Hormis le sujet en soi, l’intérêt de ce livre vient surtout de la façon que prend l’auteur pour avancer ses théories. Au lieu de nous garrocher une série de résultats d’études scientifiques dans un contexte académique, Brooks a choisi de le faire à travers la narration d’une histoire fictive mettant en scène Harold et Erica, deux êtres dont nous suivons l’évolution de la naissance à la mort. Par exemple, on apprend ce qui se passe dans le cerveau du père de Harold lorsqu’il a aperçu sa mère pour la toute première fois :
« Dès lors, un processus primitif s’est mis en branle. (…) Rob a tout de suite aimé ce qu’il a vu. (…) Il a aimé son sourire, et a inconsciemment remarqué que l’extrémité de ses sourcils pointaient vers le bas. Le muscle oculaire orbicularis, qui contrôle cette partie du sourcil, ne peut être contrôlé de façon consciente, donc lorsque le bout du sourcil pointe vers le bas, ceci indique que le sourire est sincère et non forcé. »
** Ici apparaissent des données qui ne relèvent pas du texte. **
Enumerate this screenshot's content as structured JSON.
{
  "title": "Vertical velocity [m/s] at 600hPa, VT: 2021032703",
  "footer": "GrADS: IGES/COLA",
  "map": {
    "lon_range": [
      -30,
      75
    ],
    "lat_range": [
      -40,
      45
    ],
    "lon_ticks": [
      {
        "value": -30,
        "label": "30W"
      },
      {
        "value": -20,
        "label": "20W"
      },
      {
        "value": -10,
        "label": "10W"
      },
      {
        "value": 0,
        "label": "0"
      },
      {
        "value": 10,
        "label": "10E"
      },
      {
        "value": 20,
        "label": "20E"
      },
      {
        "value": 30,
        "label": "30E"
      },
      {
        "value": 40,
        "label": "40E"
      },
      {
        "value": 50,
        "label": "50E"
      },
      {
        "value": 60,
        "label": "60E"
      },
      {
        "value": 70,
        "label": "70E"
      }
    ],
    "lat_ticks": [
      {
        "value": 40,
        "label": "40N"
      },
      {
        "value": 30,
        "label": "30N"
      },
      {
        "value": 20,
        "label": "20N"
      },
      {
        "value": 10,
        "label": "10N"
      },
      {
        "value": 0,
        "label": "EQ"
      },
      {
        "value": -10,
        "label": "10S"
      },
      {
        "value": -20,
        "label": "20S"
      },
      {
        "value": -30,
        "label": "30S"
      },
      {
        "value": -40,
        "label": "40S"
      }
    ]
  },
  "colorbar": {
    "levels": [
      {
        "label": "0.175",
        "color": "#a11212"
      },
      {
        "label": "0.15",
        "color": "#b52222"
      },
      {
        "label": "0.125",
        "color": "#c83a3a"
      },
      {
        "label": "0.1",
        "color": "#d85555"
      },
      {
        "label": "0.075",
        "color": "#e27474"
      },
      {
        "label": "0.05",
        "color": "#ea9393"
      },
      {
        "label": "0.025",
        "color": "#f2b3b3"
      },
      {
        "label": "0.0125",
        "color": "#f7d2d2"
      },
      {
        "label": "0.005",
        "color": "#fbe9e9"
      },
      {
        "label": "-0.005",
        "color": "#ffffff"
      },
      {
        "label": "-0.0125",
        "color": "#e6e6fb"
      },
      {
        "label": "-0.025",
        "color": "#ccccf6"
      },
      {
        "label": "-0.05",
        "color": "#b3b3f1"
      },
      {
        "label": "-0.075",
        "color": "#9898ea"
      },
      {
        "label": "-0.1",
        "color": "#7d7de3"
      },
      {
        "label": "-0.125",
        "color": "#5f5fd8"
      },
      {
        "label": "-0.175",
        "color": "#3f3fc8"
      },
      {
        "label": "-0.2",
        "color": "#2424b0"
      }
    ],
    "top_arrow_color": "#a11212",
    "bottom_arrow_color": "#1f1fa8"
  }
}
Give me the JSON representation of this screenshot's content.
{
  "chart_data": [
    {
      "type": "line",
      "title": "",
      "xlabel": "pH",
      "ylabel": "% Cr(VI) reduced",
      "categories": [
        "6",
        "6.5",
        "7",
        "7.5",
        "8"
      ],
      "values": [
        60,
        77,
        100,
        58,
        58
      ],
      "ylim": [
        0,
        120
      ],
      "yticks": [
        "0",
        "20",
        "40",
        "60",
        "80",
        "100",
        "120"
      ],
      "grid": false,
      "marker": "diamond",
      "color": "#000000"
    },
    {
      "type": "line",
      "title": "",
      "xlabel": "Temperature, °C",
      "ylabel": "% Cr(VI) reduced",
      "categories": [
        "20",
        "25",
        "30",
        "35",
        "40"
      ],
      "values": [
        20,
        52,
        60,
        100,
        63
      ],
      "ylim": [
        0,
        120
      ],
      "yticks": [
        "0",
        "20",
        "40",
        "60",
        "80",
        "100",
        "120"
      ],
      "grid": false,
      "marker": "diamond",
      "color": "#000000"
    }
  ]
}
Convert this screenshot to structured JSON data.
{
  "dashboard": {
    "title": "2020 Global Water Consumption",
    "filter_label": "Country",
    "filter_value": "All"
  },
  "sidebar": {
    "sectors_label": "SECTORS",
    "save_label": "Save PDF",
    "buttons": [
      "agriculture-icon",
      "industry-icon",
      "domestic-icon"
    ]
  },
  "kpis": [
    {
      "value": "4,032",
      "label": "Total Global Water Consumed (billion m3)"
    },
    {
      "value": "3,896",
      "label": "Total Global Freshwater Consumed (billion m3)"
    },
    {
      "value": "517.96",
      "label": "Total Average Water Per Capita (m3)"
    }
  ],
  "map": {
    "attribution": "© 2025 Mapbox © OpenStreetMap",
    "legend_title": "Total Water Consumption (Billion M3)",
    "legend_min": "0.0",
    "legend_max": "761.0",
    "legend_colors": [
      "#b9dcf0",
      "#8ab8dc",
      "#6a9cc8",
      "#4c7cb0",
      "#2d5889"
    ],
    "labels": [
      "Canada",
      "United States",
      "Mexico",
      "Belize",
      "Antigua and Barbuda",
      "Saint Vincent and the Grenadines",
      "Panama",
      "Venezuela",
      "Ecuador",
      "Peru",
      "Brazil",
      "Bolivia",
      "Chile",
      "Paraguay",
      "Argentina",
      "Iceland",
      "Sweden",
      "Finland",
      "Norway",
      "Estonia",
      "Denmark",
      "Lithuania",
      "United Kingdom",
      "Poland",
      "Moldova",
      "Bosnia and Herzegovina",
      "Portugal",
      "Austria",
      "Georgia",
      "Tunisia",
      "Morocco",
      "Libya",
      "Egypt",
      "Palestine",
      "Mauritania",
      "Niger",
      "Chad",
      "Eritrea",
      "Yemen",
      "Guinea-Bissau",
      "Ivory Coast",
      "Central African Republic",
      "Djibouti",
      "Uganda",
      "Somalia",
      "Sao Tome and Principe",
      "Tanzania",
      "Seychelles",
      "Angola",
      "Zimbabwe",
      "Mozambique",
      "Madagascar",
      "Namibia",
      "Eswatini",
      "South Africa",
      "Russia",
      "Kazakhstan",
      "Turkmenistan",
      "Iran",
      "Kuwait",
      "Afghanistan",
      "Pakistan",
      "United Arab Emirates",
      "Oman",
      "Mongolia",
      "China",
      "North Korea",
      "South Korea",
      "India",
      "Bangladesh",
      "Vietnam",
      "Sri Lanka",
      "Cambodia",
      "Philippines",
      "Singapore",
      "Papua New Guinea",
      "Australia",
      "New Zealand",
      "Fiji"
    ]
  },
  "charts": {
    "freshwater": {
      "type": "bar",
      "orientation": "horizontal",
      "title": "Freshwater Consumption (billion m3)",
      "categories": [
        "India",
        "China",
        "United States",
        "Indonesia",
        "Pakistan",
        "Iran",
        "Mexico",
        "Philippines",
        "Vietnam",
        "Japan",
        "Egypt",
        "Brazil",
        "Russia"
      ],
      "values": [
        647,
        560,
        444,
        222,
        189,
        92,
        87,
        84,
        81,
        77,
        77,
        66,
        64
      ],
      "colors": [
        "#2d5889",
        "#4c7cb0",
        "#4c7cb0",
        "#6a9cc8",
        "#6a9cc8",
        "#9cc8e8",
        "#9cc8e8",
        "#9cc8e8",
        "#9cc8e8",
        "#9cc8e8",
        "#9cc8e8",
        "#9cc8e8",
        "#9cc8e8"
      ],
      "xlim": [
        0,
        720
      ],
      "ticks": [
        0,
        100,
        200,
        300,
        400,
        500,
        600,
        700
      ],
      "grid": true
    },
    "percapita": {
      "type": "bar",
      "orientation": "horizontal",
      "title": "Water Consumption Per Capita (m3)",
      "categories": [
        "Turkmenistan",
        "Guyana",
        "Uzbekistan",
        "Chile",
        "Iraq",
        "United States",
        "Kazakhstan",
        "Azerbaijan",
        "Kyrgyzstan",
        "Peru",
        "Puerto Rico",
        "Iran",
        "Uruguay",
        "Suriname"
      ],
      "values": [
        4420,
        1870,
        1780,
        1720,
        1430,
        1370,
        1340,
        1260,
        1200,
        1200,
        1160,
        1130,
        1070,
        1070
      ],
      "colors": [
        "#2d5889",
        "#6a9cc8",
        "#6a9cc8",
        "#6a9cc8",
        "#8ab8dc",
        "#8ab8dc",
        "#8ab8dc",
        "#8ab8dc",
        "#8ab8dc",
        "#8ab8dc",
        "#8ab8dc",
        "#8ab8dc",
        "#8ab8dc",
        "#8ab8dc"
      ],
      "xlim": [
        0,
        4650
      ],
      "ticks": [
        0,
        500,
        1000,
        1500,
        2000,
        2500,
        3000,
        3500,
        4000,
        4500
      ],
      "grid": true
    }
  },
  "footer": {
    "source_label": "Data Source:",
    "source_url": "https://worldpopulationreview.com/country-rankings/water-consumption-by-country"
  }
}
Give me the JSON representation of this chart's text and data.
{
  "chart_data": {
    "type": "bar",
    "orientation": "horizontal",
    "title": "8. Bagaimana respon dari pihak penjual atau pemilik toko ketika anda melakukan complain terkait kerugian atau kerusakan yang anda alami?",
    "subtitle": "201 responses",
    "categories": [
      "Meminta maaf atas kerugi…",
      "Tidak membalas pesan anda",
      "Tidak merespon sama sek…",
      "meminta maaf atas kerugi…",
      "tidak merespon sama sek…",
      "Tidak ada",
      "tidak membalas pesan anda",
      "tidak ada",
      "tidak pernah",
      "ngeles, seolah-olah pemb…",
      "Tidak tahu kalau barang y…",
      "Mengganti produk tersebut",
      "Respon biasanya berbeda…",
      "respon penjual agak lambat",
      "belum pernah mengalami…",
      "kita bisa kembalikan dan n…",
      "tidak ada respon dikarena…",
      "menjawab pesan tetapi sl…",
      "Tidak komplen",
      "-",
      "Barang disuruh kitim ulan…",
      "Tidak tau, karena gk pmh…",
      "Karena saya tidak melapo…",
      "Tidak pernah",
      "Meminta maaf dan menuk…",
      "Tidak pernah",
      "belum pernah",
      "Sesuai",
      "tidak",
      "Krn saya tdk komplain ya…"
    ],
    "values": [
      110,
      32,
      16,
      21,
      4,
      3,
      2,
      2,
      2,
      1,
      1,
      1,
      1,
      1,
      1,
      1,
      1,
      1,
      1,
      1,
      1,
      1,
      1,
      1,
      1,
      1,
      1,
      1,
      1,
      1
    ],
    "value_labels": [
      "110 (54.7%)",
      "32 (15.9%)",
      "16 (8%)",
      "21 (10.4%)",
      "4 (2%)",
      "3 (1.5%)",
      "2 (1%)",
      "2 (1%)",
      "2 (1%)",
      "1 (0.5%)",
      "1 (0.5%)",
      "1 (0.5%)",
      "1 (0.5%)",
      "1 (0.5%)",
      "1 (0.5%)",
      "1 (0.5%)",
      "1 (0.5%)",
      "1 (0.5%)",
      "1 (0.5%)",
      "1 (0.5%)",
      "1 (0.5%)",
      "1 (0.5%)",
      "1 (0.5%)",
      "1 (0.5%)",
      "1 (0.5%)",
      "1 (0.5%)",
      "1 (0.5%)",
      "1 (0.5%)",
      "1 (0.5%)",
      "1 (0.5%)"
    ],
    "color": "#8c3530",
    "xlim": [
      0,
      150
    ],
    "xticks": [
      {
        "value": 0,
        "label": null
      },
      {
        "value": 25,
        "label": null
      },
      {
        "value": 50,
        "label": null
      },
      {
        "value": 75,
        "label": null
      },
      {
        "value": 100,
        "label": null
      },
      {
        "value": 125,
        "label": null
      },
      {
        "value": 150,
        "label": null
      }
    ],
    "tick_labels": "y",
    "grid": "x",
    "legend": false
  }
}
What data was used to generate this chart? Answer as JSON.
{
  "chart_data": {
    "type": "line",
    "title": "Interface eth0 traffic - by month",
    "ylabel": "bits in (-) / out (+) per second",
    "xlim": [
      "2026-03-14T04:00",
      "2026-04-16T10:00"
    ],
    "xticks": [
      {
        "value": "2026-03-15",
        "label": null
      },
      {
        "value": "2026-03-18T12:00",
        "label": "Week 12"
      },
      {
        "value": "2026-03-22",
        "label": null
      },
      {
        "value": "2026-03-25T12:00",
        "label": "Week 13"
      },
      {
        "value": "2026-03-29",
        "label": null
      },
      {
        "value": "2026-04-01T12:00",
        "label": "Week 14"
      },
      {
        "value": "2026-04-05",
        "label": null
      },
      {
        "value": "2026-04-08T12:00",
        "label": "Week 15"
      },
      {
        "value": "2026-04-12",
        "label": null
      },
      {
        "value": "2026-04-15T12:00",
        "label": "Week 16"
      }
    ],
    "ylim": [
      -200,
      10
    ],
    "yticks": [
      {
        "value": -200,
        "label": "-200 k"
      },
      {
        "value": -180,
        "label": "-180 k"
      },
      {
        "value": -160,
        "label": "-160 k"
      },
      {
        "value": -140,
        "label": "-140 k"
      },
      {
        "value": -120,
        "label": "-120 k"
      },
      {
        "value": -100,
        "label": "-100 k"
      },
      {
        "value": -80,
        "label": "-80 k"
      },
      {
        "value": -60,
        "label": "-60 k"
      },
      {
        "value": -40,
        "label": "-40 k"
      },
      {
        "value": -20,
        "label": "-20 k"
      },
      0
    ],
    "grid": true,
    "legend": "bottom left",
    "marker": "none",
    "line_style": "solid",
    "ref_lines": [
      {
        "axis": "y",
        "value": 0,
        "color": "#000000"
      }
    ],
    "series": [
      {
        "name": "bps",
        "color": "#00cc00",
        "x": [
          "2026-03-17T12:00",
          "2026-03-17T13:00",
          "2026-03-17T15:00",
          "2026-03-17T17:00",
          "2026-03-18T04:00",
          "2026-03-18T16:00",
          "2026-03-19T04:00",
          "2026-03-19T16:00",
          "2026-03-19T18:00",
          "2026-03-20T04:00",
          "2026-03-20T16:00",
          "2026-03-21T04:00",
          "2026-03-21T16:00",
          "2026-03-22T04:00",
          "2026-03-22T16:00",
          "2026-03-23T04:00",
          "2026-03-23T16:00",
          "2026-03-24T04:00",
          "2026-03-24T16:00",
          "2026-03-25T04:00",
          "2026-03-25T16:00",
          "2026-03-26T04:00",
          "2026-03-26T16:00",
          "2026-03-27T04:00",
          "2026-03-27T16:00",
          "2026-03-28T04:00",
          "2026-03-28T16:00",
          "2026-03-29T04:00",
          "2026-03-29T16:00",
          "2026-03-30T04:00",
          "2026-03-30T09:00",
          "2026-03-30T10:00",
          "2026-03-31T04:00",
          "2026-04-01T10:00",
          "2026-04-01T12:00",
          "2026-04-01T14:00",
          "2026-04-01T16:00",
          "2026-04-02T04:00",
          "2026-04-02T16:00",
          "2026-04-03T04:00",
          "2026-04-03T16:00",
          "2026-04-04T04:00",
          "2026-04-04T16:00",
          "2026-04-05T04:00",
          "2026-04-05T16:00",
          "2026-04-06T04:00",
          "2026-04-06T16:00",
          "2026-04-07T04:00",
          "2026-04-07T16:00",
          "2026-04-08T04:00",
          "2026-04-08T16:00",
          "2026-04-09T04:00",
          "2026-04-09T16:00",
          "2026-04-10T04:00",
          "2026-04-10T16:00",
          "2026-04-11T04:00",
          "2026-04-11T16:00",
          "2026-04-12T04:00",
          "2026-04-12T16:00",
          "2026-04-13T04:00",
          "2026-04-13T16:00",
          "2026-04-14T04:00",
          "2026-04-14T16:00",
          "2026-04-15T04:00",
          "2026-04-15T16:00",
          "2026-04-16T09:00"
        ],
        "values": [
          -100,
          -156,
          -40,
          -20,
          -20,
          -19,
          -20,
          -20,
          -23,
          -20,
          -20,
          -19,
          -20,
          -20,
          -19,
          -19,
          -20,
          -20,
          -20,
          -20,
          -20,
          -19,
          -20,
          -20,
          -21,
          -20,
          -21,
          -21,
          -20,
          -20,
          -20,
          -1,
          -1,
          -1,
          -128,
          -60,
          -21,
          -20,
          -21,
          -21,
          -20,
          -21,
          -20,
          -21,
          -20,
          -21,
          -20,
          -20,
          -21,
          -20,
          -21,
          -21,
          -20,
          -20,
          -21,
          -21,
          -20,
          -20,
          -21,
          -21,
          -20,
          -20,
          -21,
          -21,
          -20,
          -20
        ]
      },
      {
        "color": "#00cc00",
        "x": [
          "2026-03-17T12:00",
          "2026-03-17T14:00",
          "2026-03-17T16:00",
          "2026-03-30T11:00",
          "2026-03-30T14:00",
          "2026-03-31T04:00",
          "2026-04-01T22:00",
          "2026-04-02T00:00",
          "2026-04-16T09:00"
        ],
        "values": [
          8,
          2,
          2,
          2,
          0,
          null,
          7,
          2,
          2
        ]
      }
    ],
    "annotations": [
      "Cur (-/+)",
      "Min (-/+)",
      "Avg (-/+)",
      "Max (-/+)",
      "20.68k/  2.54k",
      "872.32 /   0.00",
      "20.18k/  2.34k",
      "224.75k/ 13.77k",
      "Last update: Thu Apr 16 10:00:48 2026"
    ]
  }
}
Voyez le genre. Vous comprendrez qu’il faut attaquer ce livre avec une certaine ouverture d’esprit. Si vous trouvez ce genre d’explication farfelue, vous aurez l’impression de perdre votre temps.
David Brooks est un éditorialiste politique du New York Times depuis 2003 mais s’intéresse depuis toujours à la recherche sur le cerveau humain. C’est d’ailleurs de là que viennent les critiques les plus négatives du livre. Comment Brooks peut-il parler de science dans chaque page sans être lui-même un scientifique? Il répond d’une certaine façon à cela dans la page du livre sur le site d’Amazon :
« This is not a science book. I don’t answer how the brain does things. I try to answer what it all means. (…) This story is based on scientific research, but it is really about emotion, character, virtue and love. »
The Social Animal est un livre fascinant. Il m’a permis de comprendre certains comportements de gens qui m’entourent et de m’interroger sur plusieurs des miens. Même si certaines théories peuvent s’avérer discutables ici et là, l’ensemble s’inscrit avantageusement dans la liste des ouvrages les plus crédibles que j’ai lus sur le sujet.